We use the exp () function to get the exponential value, the Linspace () function to get the uniform array within the specified range

# below gets the weight of the exponential moving average line
N = 5
weights = np.exp (Np.linspace (0, 1, N))
# Find out the proportion of each share
weights = weights/np.sum (Weig HTS)
print (' Weight: {} '. Format (weights))
' is weighted to: [0.11405072 0.14644403 0.18803785 0.24144538 0.31002201] '

At this point, the weight is no longer 0.2, but the more close to the current time weight is larger, conversely the smaller

On the basis of the simple moving average, we add an exponential moving EMA

exponent = Np.convolve (weights, c) [N-1:-(N-1)]
# draws exponential moving average trend, color blue
plt.plot (time, exponent, linewidth=1.0, Color= ' Blue ')
plt.show () # show function moves to the back

The Blue line in this figure is the exponential moving average.
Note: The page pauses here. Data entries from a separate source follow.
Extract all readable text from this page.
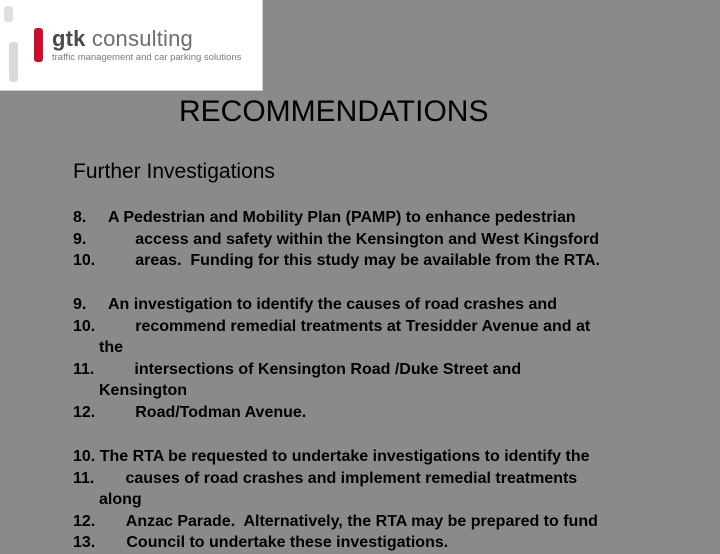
gtk consulting
traffic management and car parking solutions
RECOMMENDATIONS
Further Investigations
8.     A Pedestrian and Mobility Plan (PAMP) to enhance pedestrian
9.           access and safety within the Kensington and West Kingsford
10.         areas.  Funding for this study may be available from the RTA.
9.     An investigation to identify the causes of road crashes and
10.         recommend remedial treatments at Tresidder Avenue and at
the
11.         intersections of Kensington Road /Duke Street and
Kensington
12.         Road/Todman Avenue.
10. The RTA be requested to undertake investigations to identify the
11.       causes of road crashes and implement remedial treatments
along
12.       Anzac Parade.  Alternatively, the RTA may be prepared to fund
13.       Council to undertake these investigations.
Other related articles: Python draw the stock moving average of bollinger bands

A band used to describe changes in stock prices
Composition: Three lines: Upper rail, middle rail, lower rail
The middle rail is a simple moving average, the upper rail is: simple moving EMA plus n day twice times standard deviation, the next track is: Simple moving EMA minus n day twice times standard deviation

First, take out the data and calculate the simple moving average.

n = 5
weights = Np.ones (n)/N
C = np.loadtxt (' data.csv ', delimiter= ', ', usecols= (6,), unpack=true)
# simple Moving EMA 
  sample = Np.convolve (weights, c) [N-1:-(N-1)]
# Standard margin group
deviation = []

Calculate N-day standard deviation

For I in range (N-1, Len (c)):
    # dev is N Day's closing price, push forward n
    -day dev = c[i-(N-1): i+1]

    # Create an array of n days, value 0
    Ave rages = Np.zeros (N)
    # Populates the array with the I-(N-1) of the simple moving EMA, which is the
    Averages.fill (Sample[i-(N-1)) of the subscript starting from 0
    Computational standard deviation
    dev = dev-averages
    dev = Dev * * 2
    dev = np.sqrt (Np.mean (dev))
    deviation.append (Dev)

# twice times The standard deviation
deviation = 2 * Np.array (deviation)

Then the data for the track and the lower tracks are:

# upper Rail
UPPERBB = sample + deviation
# lower rail
LOWERBB = sample-deviation

Draw a Bollinger band

Time = Np.arange (N-1, Len (c))
# True closing price
Plt.plot (Time, c[n-1:], linewidth=1.0, color= ' yellow ')
# simple Moving EMA
Plt.plot (time, sample, linewidth=1.0, color= ' green ')
# orbit
Plt.plot (time, UPPERBB, linewidth=2.0, color= ' red ') , linestyle= '--')
# lower Orbital
plt.plot (time, LOWERBB, linewidth=2.0, color= ' green ', linestyle= '--')
plt.show ()

As shown above, two dotted lines inside the cloth belt, the middle green solid line for the simple moving average, yellow part of the true closing trend

Contact Us

The content source of this page is from Internet, which doesn't represent Alibaba Cloud's opinion; products and services mentioned on that page don't have any relationship with Alibaba Cloud. If the content of the page makes you feel confusing, please write us an email, we will handle the problem within 5 days after receiving your email.

If you find any instances of plagiarism from the community, please send an email to: info-contact@alibabacloud.com and provide relevant evidence. A staff member will contact you within 5 working days.

A Free Trial That Lets You Build Big!

Start building with 50+ products and up to 12 months usage for Elastic Compute Service

  • Sales Support

    1 on 1 presale consultation

  • After-Sales Support

    24/7 Technical Support 6 Free Tickets per Quarter Faster Response

  • Alibaba Cloud offers highly flexible support services tailored to meet your exact needs.